The actual, not seasonally adjusted number was down 2%. July is always a down month and this reading is a little better than average for this month but not as good as the past two years. It was down just 1.4% in July 2011 and 1.6% in July 2010. The average July change over the past 10 years was -2.8%.
The total index is smack on trend.
With Europe in a monster meltdown and China slowing, this number was actually quite good. That’s because the US, as the Last Ponzi Game economy standing, is benefiting from all the turmoil in, and capital flight from, Europe. Panicked, wealthy European individuals and institutions buy US Treasuries. The following week the Treasury spends that money, and voila, it shows up in US industrial production.
Stock prices had been heading toward an overbought level relative to industrial projection, but that stopped in 2011. The ratio of the S&P 500 to the Industrial Production Index has turned flat in response to the Fed holding the SOMA flat for the past year.
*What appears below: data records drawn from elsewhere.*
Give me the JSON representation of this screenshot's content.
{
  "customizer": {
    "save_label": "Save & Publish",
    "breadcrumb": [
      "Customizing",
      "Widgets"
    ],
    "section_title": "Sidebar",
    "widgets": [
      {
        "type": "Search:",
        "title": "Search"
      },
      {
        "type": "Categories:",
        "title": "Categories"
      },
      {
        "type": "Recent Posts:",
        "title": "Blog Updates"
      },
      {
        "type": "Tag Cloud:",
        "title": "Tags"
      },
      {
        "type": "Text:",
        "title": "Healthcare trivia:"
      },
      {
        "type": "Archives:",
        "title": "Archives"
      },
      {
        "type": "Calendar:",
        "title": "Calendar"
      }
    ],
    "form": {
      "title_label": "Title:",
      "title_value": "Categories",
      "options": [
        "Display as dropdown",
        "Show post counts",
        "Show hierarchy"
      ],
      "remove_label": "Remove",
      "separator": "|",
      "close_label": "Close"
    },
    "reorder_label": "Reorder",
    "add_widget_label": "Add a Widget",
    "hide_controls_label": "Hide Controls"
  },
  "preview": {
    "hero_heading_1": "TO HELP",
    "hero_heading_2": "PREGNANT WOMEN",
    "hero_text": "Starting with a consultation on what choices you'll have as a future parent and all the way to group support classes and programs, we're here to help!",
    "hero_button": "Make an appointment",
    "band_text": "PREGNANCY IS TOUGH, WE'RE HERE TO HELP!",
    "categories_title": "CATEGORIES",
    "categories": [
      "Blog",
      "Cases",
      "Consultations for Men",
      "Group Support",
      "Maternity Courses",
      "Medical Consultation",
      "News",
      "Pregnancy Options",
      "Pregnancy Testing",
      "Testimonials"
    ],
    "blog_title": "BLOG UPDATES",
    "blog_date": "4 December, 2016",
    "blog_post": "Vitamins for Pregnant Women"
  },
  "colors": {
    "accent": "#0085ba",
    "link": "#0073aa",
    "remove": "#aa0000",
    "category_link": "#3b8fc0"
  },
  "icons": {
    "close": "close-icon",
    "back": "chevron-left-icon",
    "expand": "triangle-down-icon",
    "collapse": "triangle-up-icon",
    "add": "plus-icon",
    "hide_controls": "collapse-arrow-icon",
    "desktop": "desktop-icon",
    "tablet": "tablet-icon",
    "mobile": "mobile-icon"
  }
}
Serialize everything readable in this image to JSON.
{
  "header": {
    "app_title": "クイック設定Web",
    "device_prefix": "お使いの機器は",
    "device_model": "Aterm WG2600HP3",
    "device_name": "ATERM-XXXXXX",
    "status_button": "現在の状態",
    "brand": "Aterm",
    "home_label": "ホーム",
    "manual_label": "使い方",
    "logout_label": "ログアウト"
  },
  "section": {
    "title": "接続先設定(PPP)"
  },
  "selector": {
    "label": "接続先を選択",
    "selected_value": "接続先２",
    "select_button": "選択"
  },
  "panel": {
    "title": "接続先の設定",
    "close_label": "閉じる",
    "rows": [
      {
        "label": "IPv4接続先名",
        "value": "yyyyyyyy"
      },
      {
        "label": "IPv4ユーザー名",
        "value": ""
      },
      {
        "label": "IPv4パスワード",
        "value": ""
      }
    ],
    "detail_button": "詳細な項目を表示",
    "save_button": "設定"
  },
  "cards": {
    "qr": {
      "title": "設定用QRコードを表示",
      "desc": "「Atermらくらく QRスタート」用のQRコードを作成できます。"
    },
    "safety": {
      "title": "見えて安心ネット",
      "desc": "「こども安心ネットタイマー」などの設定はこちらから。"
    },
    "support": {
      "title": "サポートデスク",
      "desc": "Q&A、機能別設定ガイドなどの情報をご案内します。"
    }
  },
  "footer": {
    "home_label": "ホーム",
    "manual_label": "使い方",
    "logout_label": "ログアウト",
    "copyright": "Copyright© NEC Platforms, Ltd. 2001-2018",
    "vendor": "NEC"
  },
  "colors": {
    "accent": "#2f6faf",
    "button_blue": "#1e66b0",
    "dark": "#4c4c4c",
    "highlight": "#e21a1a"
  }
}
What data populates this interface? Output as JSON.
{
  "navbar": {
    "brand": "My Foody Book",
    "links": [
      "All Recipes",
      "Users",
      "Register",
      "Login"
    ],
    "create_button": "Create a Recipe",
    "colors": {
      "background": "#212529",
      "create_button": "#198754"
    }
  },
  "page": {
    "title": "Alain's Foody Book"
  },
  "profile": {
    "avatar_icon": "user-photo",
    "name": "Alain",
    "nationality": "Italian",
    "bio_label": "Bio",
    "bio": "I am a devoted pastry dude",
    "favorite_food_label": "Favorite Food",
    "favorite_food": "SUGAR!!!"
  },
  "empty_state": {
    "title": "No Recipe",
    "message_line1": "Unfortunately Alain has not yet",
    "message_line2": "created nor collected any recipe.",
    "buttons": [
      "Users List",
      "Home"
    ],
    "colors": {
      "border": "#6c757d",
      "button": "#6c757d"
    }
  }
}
Stocks may not be expensive relative to the economic data, but they’re not cheap either. If they should run to reach the 2007 highs from here, a gain of around 10%, they would be approaching a historical extreme, but if industrial production continues to expand at the current pace, there would be room for stocks to reach new highs.
I like this indicator because it is a measure that covers everything, not just manufacturing. I can’t think of too many businesses that don’t need electricity to run. When business is bad, electricity consumption falls and vice versa. In addition, when times are bad, people at home turn the lights out and turn the air conditioning thermostat up a degree or two. When people feel good about their economic prospects, what the hell, leave the lights on and turn the a/c down full blast.
The long term view of this indicator says that the economy has done nothing. The year to year data shows a decline of 1.9% from last July. The 12 month moving average is also slightly declining. This suggests that in total, the economy is not expanding. Other economic indicators reflect slow growth. Can an economy grow without increasing electricity use? Something is out of whack. Place your bets accordingly.